Not only that, Rule 46 (8) of the Securities Registration and Issue Rules, 2073 BS states that if anyone is found to have made an unauthorized application for the purchase of securities or submitted false details, the issue manager shall cancel such application and forfeit the amount and deposit the amount in the account specified by the Board. The amount so collected should be used only for the development and promotion of the capital market.

Goyal’s business seems to be contrary to these provisions. Even when the concerned branch of SEBON has studied and recommended action against the transaction against the law, the top level employees have remained silent.

If SEBON is found to have violated the provisions of the Securities Registration and Issue Regulations and Securities Issue and Allotment Directives, Sebon can use Rs 1,11,52,270 of the shares acquired by Biswanath, Sashi, Anita and Prakash for the development and promotion of capital markets. According to the study of Sebon, these three people have received 5,640 units of shares. The top officials here do not seem to want to open their mouths on why Sebon is silent on this issue.

In this regard, the transactions of elder brother Bishwanath and sister-in-law Shashi Goyal in the secondary market were contrary to the provisions of Rule 38 (1) (a) of the Securities Registration and Issue Regulations, 2073 BS. At the same time, sister-in-law Anita Goyal has been seen doing business repeatedly. According to the study, it is against the provisions of Rule 38 Sub-rule 1 (a) of the Securities Registration and Issue Regulations-2073.

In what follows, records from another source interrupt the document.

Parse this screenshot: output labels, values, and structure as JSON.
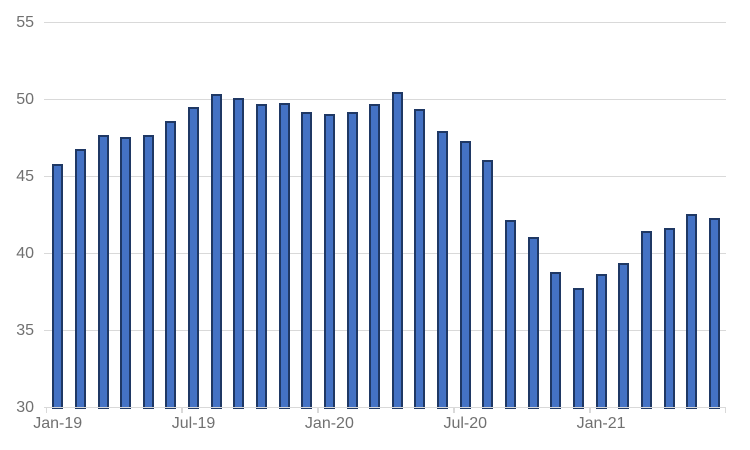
{
  "chart_data": {
    "type": "bar",
    "title": "",
    "categories": [
      "Jan-19",
      "Feb-19",
      "Mar-19",
      "Apr-19",
      "May-19",
      "Jun-19",
      "Jul-19",
      "Aug-19",
      "Sep-19",
      "Oct-19",
      "Nov-19",
      "Dec-19",
      "Jan-20",
      "Feb-20",
      "Mar-20",
      "Apr-20",
      "May-20",
      "Jun-20",
      "Jul-20",
      "Aug-20",
      "Sep-20",
      "Oct-20",
      "Nov-20",
      "Dec-20",
      "Jan-21",
      "Feb-21",
      "Mar-21",
      "Apr-21",
      "May-21",
      "Jun-21"
    ],
    "values": [
      45.8,
      46.8,
      47.7,
      47.6,
      47.7,
      48.6,
      49.5,
      50.4,
      50.1,
      49.7,
      49.8,
      49.2,
      49.1,
      49.2,
      49.7,
      50.5,
      49.4,
      48.0,
      47.3,
      46.1,
      42.2,
      41.1,
      38.8,
      37.8,
      38.7,
      39.4,
      41.5,
      41.7,
      42.6,
      42.3
    ],
    "xlabel": "",
    "ylabel": "",
    "x_axis": {
      "tick_label_indices": [
        0,
        6,
        12,
        18,
        24
      ],
      "tick_labels": [
        "Jan-19",
        "Jul-19",
        "Jan-20",
        "Jul-20",
        "Jan-21"
      ],
      "tick_interval_months": 6
    },
    "y_axis": {
      "min": 30,
      "max": 55,
      "ticks": [
        55,
        50,
        45,
        40,
        35,
        30
      ],
      "tick_labels": [
        "55",
        "50",
        "45",
        "40",
        "35",
        "30"
      ]
    },
    "grid": true,
    "legend": false,
    "colors": {
      "bar_fill": "#4472c4",
      "bar_border": "#1f3864",
      "gridline": "#d9d9d9",
      "axis_line": "#d9d9d9",
      "label_text": "#707070",
      "background": "#ffffff"
    }
  }
}
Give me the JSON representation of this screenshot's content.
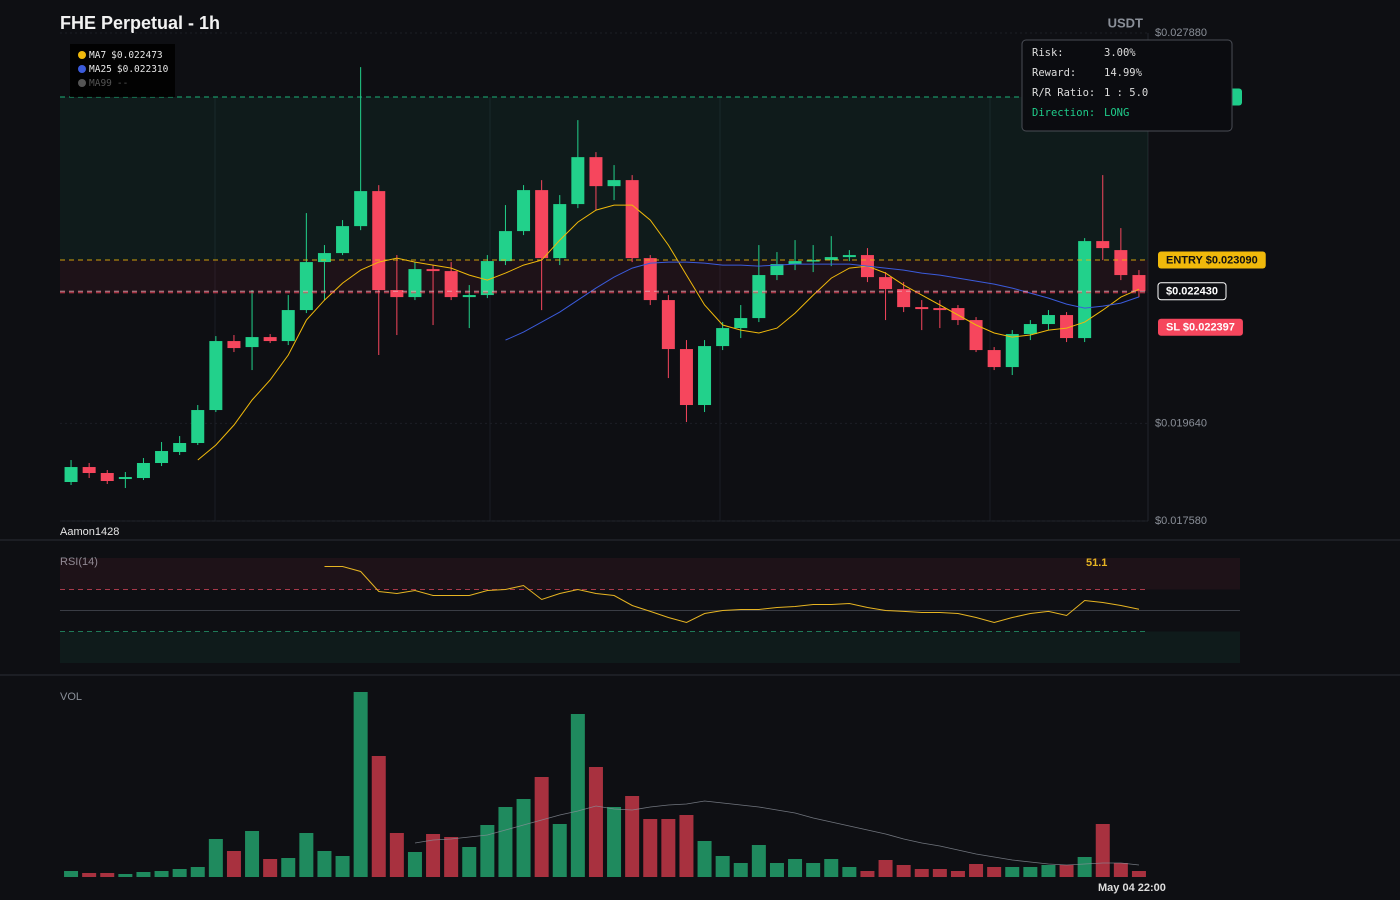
{
  "chart_data": [
    {
      "type": "candlestick",
      "title": "FHE Perpetual - 1h",
      "unit_label": "USDT",
      "watermark": "Aamon1428",
      "categories": [
        null,
        null,
        null,
        null,
        null,
        null,
        null,
        null,
        null,
        null,
        null,
        null,
        null,
        null,
        null,
        null,
        null,
        null,
        null,
        null,
        null,
        null,
        null,
        null,
        null,
        null,
        null,
        null,
        null,
        null,
        null,
        null,
        null,
        null,
        null,
        null,
        null,
        null,
        null,
        null,
        null,
        null,
        null,
        null,
        null,
        null,
        null,
        null,
        null,
        null,
        null,
        null,
        null,
        null,
        null,
        null,
        null,
        null,
        null,
        "May 04 22:00"
      ],
      "open": [
        0.018403,
        0.018719,
        0.018593,
        0.018466,
        0.018487,
        0.018804,
        0.019036,
        0.019226,
        0.019922,
        0.021378,
        0.021251,
        0.021462,
        0.021378,
        0.022032,
        0.023045,
        0.023235,
        0.023804,
        0.024543,
        0.022454,
        0.022306,
        0.022897,
        0.022855,
        0.022306,
        0.022349,
        0.023066,
        0.023699,
        0.024564,
        0.023129,
        0.024269,
        0.02526,
        0.024648,
        0.024775,
        0.023129,
        0.022243,
        0.021209,
        0.020028,
        0.021272,
        0.021652,
        0.021863,
        0.022771,
        0.023003,
        0.023066,
        0.023087,
        0.02315,
        0.023193,
        0.022728,
        0.022475,
        0.022095,
        0.022074,
        0.022074,
        0.021821,
        0.021188,
        0.020829,
        0.021526,
        0.021737,
        0.021927,
        0.021441,
        0.023488,
        0.023298,
        0.022771
      ],
      "high": [
        0.018867,
        0.018804,
        0.018656,
        0.018614,
        0.018909,
        0.019247,
        0.019373,
        0.020028,
        0.021483,
        0.021505,
        0.022454,
        0.021526,
        0.022349,
        0.024079,
        0.023404,
        0.023931,
        0.027159,
        0.02467,
        0.023193,
        0.023045,
        0.022982,
        0.023045,
        0.02256,
        0.023193,
        0.024248,
        0.02467,
        0.024775,
        0.024459,
        0.026041,
        0.025366,
        0.025092,
        0.024881,
        0.023193,
        0.022349,
        0.021399,
        0.021399,
        0.021779,
        0.022138,
        0.023404,
        0.023256,
        0.023509,
        0.023404,
        0.023593,
        0.023298,
        0.02334,
        0.022834,
        0.022623,
        0.022243,
        0.022243,
        0.022138,
        0.021884,
        0.021251,
        0.02161,
        0.021821,
        0.022032,
        0.02199,
        0.023551,
        0.024881,
        0.023762,
        0.022876
      ],
      "low": [
        0.01834,
        0.018487,
        0.018361,
        0.018276,
        0.018445,
        0.01874,
        0.018973,
        0.019184,
        0.01988,
        0.021146,
        0.020766,
        0.021336,
        0.021294,
        0.021969,
        0.022243,
        0.023193,
        0.02372,
        0.021083,
        0.021505,
        0.022243,
        0.021716,
        0.022243,
        0.021652,
        0.022285,
        0.022982,
        0.023615,
        0.022032,
        0.022982,
        0.024184,
        0.024142,
        0.024353,
        0.023045,
        0.022138,
        0.020597,
        0.019669,
        0.01988,
        0.021188,
        0.021441,
        0.021779,
        0.022665,
        0.022876,
        0.022834,
        0.02296,
        0.023066,
        0.022623,
        0.021821,
        0.02199,
        0.02161,
        0.021652,
        0.021716,
        0.021146,
        0.020766,
        0.020661,
        0.021399,
        0.02161,
        0.021357,
        0.021357,
        0.023087,
        0.022665,
        0.022306
      ],
      "close": [
        0.018719,
        0.018593,
        0.018424,
        0.018508,
        0.018804,
        0.019057,
        0.019226,
        0.019922,
        0.021378,
        0.02123,
        0.021462,
        0.021378,
        0.022032,
        0.023045,
        0.023235,
        0.023804,
        0.024543,
        0.022454,
        0.022306,
        0.022897,
        0.022855,
        0.022306,
        0.022349,
        0.023066,
        0.023699,
        0.024564,
        0.023129,
        0.024269,
        0.02526,
        0.024648,
        0.024775,
        0.023129,
        0.022243,
        0.021209,
        0.020028,
        0.021272,
        0.021652,
        0.021863,
        0.022771,
        0.023003,
        0.023066,
        0.023087,
        0.02315,
        0.023193,
        0.022728,
        0.022475,
        0.022095,
        0.022053,
        0.022032,
        0.021821,
        0.021188,
        0.020829,
        0.021526,
        0.021737,
        0.021927,
        0.021441,
        0.023488,
        0.02334,
        0.022771,
        0.02243
      ],
      "up_color": "#22d18b",
      "down_color": "#f6465d",
      "series": [
        {
          "name": "MA7",
          "color": "#f0b90b",
          "legend_value": "$0.022473",
          "values": [
            null,
            null,
            null,
            null,
            null,
            null,
            null,
            0.018867,
            0.019184,
            0.019606,
            0.020133,
            0.020555,
            0.021083,
            0.021821,
            0.022243,
            0.022602,
            0.022876,
            0.023045,
            0.023129,
            0.023045,
            0.022982,
            0.022918,
            0.022771,
            0.022665,
            0.022813,
            0.022982,
            0.023087,
            0.023509,
            0.023889,
            0.024142,
            0.024248,
            0.024248,
            0.023931,
            0.023404,
            0.022771,
            0.022138,
            0.021716,
            0.02161,
            0.021547,
            0.021652,
            0.021969,
            0.022349,
            0.022707,
            0.022918,
            0.02296,
            0.022813,
            0.02256,
            0.022349,
            0.022138,
            0.021927,
            0.021716,
            0.021547,
            0.021462,
            0.021505,
            0.02161,
            0.021652,
            0.021779,
            0.022032,
            0.022306,
            0.022473
          ]
        },
        {
          "name": "MA25",
          "color": "#3b5bdb",
          "legend_value": "$0.022310",
          "values": [
            null,
            null,
            null,
            null,
            null,
            null,
            null,
            null,
            null,
            null,
            null,
            null,
            null,
            null,
            null,
            null,
            null,
            null,
            null,
            null,
            null,
            null,
            null,
            null,
            0.021399,
            0.021568,
            0.021779,
            0.02199,
            0.022243,
            0.022496,
            0.022728,
            0.022918,
            0.023024,
            0.023045,
            0.023045,
            0.023024,
            0.022982,
            0.022982,
            0.02296,
            0.022982,
            0.023003,
            0.023003,
            0.023003,
            0.023003,
            0.02296,
            0.022918,
            0.022876,
            0.022813,
            0.022771,
            0.022707,
            0.022644,
            0.022581,
            0.022496,
            0.022391,
            0.022285,
            0.022159,
            0.022074,
            0.022116,
            0.02218,
            0.02231
          ]
        },
        {
          "name": "MA99",
          "color": "#555555",
          "legend_value": "--"
        }
      ],
      "levels": [
        {
          "value": 0.02653,
          "color": "#1fcc8a",
          "badge_color": "#1fcc8a"
        },
        {
          "value": 0.02309,
          "color": "#f0b90b",
          "label": "ENTRY $0.023090",
          "badge_color": "#f0b90b",
          "text_color": "#111111"
        },
        {
          "value": 0.02243,
          "color": "#e9a7b4",
          "label": "$0.022430",
          "badge_color": "#0e0f13",
          "text_color": "#ffffff",
          "badge_border": "#ffffff"
        },
        {
          "value": 0.022397,
          "color": "#f6465d",
          "label": "SL $0.022397",
          "badge_color": "#f6465d",
          "text_color": "#ffffff"
        }
      ],
      "zones": [
        {
          "levels": [
            0,
            1
          ],
          "color": "#1fcc8a"
        },
        {
          "levels": [
            1,
            3
          ],
          "color": "#f6465d"
        }
      ],
      "info_panel": [
        {
          "label": "Risk:",
          "value": "3.00%"
        },
        {
          "label": "Reward:",
          "value": "14.99%"
        },
        {
          "label": "R/R Ratio:",
          "value": "1 : 5.0"
        },
        {
          "label": "Direction:",
          "value": "LONG",
          "color": "#1fcc8a"
        }
      ],
      "ylim": [
        0.01758,
        0.02788
      ],
      "yticks": [
        {
          "value": 0.01758,
          "label": "$0.017580"
        },
        {
          "value": 0.01964,
          "label": "$0.019640"
        },
        {
          "value": 0.02788,
          "label": "$0.027880"
        }
      ],
      "grid": true
    },
    {
      "type": "line",
      "title": "RSI(14)",
      "series": [
        {
          "name": "RSI(14)",
          "color": "#e6b422",
          "values": [
            null,
            null,
            null,
            null,
            null,
            null,
            null,
            null,
            null,
            null,
            null,
            null,
            null,
            null,
            91.9,
            91.9,
            87.1,
            68.1,
            66.2,
            69.0,
            64.3,
            64.3,
            64.3,
            69.0,
            70.0,
            73.8,
            60.5,
            66.2,
            70.0,
            66.2,
            64.3,
            54.8,
            49.1,
            43.3,
            38.6,
            47.1,
            50.0,
            51.0,
            51.0,
            52.9,
            53.8,
            55.7,
            55.7,
            56.7,
            52.9,
            50.0,
            49.1,
            48.1,
            48.1,
            47.1,
            43.3,
            38.6,
            43.3,
            47.1,
            49.1,
            45.2,
            59.5,
            57.6,
            54.8,
            51.1
          ]
        }
      ],
      "ylim": [
        0,
        100
      ],
      "bands": [
        {
          "from": 70,
          "to": 100,
          "color": "#f6465d"
        },
        {
          "from": 0,
          "to": 30,
          "color": "#1fcc8a"
        }
      ],
      "levels": [
        {
          "value": 70,
          "color": "#a8394a",
          "dashed": true
        },
        {
          "value": 50,
          "color": "#3a3d45"
        },
        {
          "value": 30,
          "color": "#1f7a58",
          "dashed": true
        }
      ]
    },
    {
      "type": "bar",
      "title": "VOL",
      "values": [
        6,
        4,
        4,
        3,
        5,
        6,
        8,
        10,
        38,
        26,
        46,
        18,
        19,
        44,
        26,
        21,
        185,
        121,
        44,
        25,
        43,
        40,
        30,
        52,
        70,
        78,
        100,
        53,
        163,
        110,
        70,
        81,
        58,
        58,
        62,
        36,
        21,
        14,
        32,
        14,
        18,
        14,
        18,
        10,
        6,
        17,
        12,
        8,
        8,
        6,
        13,
        10,
        10,
        10,
        12,
        12,
        20,
        53,
        14,
        6
      ],
      "ma_values": [
        null,
        null,
        null,
        null,
        null,
        null,
        null,
        null,
        null,
        null,
        null,
        null,
        null,
        null,
        null,
        null,
        null,
        null,
        null,
        34,
        37,
        38,
        40,
        42,
        47,
        52,
        57,
        62,
        66,
        71,
        68,
        67,
        70,
        72,
        73,
        76,
        74,
        72,
        70,
        67,
        64,
        59,
        55,
        51,
        47,
        43,
        38,
        34,
        31,
        27,
        23,
        20,
        17,
        15,
        13,
        12,
        13,
        14,
        14,
        12
      ],
      "ma_color": "#8a8f98",
      "up_color": "#1f8a5e",
      "down_color": "#a8313f",
      "ylim": [
        0,
        185
      ]
    }
  ]
}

Not only this, his brother Prakash Goyal had also carried out transactions in violation of the provisions of Rule 38 (1) (a) of the Securities Registration and Issue Regulations, 2073 BS.

According to the study, his wife Poonam Goyal, who is the manager of the company, transferred 19,45,200 units of shares to Anita Goyal and 23,14,000 units to Prakash Goyal. This transaction is against the provisions of Rule 38 Sub-rule 1 (a) of the Securities Registration and Issue Regulations, 2073.

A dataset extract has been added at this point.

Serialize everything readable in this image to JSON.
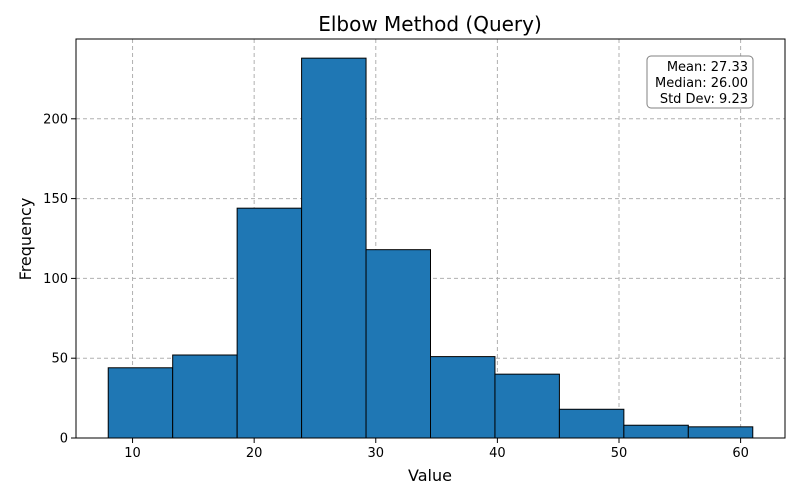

The committee has recommended action against the then chairman Surendra Kumar Goyal, his wife Poonam Goyal, brother Prakash Goyal, brother Bishwanath Goyal and sister-in-law Anita Goyal for trading shares against Rule 38 (1) (a) of the Securities Registration and Issue Regulations, 2073.

Sub-section (7) of the penal punishment clause of Section 101 of the Act states that the Board may impose a fine of Rs 25,000 to Rs 75,000 on any person who violates the rules or bylaws framed under this Act or any order or directive issued thereunder or if he violates the conditions specified by the Board.

On April 7, 2021, Surendra Kumar has handed over 24,28,900 units to Vishwanath, 3,15,000 units to Anita and 70,03,100 units including 19,45,200 units to Anita and 23,14,000 units to Prakash.

Their families have sold 804,000 units of shares worth Rs 614.38 million from April 29, 2021 to December 1, 2079. During the period, 4,000 units of shares worth Rs 3,394,200 were traded.

On April 7, 2021, 25,150 units of shares were sold for Rs 1,52,90,590 and 2,590 units were purchased for Rs 4,022,575. According to a study by Sebon, Surendra’s family members bought and sold shares worth Rs 20 million during his tenure as chairman.

The question has also been raised on the basis of which the CDSC allowed the transfer of the shares. This has also raised questions about the role of the CDSC, said a Sebon employee.

On the other hand, Chairman of the Board Santosh Narayan Shrestha has claimed that all transactions done against the Act of Sebon will be brought under the legal ambit.